BDI Bundesverband der Deutschen Industrie
BDI-Präsident Keitel: Erfolg Deutschlands und seiner Wirtschaft hängen vom Euro und von der Weiterentwicklung Europas ab
Berlin (ots)
BDI-Präsident Keitel: Erfolg Deutschlands und seiner Wirtschaft hängen vom Euro und von der Weiterentwicklung Europas ab - Neuer Eurovertrag mit unabhängigen Institutionen notwendig - Industrie rettet das Wachstum, sieht aber Gefahr durch Finanzmärkte und Politik - Merkel, Rösler und Papandreou zu Gast beim BDI-Tag der Deutschen Industrie
58/2011
27. September 2011
"Der Erfolg Deutschlands und seiner Wirtschaft hängen entscheidend vom Euro und von der Weiterentwicklung Europas ab." Das erklärte Hans-Peter Keitel, Präsident des Bundesverbands der Deutschen Industrie (BDI), am Dienstag in Berlin auf dem BDI-Tag der Deutschen Industrie. Zugesagt haben Bundeskanzlerin Angela Merkel, Bundeswirtschaftsminister Philipp Rösler, SPD-Vorsitzender Sigmar Gabriel, Grünen-Vorsitzender Cem Özdemir und der griechische Ministerpräsident George A. Papandreou.

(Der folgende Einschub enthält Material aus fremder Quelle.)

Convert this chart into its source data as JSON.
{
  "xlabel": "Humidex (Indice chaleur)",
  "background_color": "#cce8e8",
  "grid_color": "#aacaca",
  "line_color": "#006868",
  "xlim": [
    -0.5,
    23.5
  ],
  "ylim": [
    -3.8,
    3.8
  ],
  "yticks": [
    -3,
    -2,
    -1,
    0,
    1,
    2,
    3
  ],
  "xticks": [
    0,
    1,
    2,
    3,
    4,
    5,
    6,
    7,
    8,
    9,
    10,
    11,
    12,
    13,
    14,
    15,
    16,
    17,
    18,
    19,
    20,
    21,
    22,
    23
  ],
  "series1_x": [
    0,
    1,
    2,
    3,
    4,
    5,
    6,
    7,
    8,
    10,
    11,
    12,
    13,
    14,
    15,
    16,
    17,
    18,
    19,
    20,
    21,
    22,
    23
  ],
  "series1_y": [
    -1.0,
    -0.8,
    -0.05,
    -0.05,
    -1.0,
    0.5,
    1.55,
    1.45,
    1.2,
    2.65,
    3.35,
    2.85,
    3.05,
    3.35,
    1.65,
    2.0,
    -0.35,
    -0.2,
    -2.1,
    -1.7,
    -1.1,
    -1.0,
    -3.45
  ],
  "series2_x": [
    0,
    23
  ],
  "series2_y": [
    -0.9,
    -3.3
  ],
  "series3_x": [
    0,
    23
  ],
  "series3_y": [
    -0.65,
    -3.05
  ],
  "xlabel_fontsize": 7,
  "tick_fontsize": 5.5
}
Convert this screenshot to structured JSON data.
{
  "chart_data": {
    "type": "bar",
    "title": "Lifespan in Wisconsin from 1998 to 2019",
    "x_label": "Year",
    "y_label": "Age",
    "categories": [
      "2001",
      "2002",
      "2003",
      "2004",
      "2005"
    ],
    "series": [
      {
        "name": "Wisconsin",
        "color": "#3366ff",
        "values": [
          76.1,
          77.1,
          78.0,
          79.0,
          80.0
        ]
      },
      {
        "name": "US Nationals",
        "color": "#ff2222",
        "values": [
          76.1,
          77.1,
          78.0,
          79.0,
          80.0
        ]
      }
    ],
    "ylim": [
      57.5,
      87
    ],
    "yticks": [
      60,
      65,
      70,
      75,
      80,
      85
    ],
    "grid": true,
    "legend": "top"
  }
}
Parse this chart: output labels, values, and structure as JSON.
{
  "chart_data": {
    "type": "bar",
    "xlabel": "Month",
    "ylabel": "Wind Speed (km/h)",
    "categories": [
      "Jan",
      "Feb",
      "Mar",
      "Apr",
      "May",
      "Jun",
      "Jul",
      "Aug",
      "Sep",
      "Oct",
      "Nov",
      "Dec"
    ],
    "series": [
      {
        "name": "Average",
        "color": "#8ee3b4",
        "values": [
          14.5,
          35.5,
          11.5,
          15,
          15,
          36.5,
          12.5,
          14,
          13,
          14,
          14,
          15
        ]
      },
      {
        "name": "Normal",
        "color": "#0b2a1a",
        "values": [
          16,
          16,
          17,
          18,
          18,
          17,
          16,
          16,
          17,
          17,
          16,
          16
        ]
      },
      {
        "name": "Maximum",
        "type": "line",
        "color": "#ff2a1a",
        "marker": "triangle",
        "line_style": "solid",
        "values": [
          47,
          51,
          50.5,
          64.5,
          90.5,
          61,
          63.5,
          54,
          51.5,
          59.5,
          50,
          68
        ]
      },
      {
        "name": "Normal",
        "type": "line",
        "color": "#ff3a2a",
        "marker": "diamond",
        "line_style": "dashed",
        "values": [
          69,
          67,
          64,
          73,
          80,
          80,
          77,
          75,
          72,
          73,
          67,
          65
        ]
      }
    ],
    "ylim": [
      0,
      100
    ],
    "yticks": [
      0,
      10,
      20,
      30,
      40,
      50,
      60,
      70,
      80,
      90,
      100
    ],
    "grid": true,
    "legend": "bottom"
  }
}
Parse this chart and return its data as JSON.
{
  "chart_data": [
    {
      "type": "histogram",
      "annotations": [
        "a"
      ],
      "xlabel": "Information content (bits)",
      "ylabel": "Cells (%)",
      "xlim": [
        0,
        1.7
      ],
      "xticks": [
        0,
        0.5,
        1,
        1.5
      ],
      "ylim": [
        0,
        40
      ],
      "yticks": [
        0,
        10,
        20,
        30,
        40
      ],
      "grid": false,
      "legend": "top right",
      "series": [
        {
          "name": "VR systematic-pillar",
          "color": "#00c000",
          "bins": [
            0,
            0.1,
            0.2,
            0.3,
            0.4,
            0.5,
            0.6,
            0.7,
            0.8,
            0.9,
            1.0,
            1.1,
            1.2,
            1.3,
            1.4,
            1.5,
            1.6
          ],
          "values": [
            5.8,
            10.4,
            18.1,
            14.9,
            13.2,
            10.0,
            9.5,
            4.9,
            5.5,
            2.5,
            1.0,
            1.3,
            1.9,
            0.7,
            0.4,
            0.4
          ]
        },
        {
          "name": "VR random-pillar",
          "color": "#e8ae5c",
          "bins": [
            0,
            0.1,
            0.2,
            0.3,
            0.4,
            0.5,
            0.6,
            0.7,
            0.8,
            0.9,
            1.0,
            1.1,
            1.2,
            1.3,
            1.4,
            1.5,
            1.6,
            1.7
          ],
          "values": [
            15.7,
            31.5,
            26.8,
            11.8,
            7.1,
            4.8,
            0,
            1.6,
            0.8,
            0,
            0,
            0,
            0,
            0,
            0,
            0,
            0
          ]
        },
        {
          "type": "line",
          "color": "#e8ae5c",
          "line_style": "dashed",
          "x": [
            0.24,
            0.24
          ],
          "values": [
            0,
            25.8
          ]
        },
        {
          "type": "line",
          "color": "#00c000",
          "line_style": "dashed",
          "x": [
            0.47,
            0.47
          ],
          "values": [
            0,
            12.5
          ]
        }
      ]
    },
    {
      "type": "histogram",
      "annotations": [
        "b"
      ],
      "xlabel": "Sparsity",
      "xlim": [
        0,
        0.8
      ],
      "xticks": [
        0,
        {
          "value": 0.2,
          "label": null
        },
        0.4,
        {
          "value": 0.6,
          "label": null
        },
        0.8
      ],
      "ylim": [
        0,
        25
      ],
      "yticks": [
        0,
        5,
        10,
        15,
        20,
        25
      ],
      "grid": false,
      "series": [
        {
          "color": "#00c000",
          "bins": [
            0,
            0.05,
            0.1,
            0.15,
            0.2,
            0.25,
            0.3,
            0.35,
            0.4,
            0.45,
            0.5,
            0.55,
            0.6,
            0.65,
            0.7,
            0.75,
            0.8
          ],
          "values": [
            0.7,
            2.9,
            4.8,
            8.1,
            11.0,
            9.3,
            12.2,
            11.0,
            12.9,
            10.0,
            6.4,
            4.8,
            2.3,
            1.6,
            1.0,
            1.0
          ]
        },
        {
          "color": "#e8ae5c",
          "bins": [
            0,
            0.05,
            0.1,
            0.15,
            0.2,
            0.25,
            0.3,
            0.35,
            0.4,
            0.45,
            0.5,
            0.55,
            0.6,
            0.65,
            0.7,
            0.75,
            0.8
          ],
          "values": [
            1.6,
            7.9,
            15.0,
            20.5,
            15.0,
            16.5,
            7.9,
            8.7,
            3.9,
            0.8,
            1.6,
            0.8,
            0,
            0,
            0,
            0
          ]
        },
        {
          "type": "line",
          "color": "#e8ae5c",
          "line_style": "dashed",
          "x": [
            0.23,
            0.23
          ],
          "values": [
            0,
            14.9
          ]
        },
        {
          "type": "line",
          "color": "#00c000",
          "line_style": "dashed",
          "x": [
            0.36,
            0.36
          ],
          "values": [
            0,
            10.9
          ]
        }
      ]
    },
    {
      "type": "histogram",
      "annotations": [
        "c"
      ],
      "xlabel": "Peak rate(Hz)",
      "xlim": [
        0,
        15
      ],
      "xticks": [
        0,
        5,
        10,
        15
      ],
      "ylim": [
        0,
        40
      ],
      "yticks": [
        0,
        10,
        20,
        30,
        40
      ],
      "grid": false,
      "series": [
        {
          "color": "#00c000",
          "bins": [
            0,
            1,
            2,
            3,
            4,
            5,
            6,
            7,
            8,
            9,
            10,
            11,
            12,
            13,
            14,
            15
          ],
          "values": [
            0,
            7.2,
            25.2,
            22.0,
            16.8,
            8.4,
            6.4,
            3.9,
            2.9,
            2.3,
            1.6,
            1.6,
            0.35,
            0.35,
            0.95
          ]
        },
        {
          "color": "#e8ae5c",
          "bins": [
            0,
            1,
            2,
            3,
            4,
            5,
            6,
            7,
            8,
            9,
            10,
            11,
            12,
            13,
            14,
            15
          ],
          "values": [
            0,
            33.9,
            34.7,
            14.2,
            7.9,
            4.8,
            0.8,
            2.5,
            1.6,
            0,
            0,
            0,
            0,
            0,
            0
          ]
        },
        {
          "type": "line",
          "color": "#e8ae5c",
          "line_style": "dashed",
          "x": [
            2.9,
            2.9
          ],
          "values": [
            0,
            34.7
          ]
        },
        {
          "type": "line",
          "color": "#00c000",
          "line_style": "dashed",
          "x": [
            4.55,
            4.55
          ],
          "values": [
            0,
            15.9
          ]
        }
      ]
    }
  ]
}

"Die deutsche Wirtschaft ist in guter Verfassung. Aber es hängen dunkle Gewitterwolken von den Finanzmärkten am Himmel. Wir erwarten, dass die Realwirtschaft davonkommt. Das setzt voraus, dass viele Akteure in den nächsten Wochen und Monaten die richtigen Entscheidungen treffen", betonte Keitel. Als nächstes stehe in zwei Tagen die Abstimmung im Bundestag über das Gesetz zur Erweiterung des europäischen Rettungsschirms an. Keitel appellierte an die Bundestagsabgeordneten, dem Gesetz zuzustimmen: "Ohne den erweiterten europäischen Rettungsschirm drohen unkalkulierbare Folgen für die Europäische Union und die gemeinsame Währung."
"Griechenland ist zum Synonym für eine Krise geworden, die oft fälschlicherweise als Euro-Krise bezeichnet wird. Dabei ist nicht der Euro das Problem. Es ist die öffentliche Verschuldung in vielen Ländern", unterstrich Keitel. Die Krise zeige auch den Vertrauensverlust in Regierungen, die dauerhaft mehr Geld ausgeben, als sie einnehmen. "Wir, die Realwirtschaft, rufen Politik und Finanzmarktakteure auf, ihrer Verantwortung gerecht zu werden", so Keitel.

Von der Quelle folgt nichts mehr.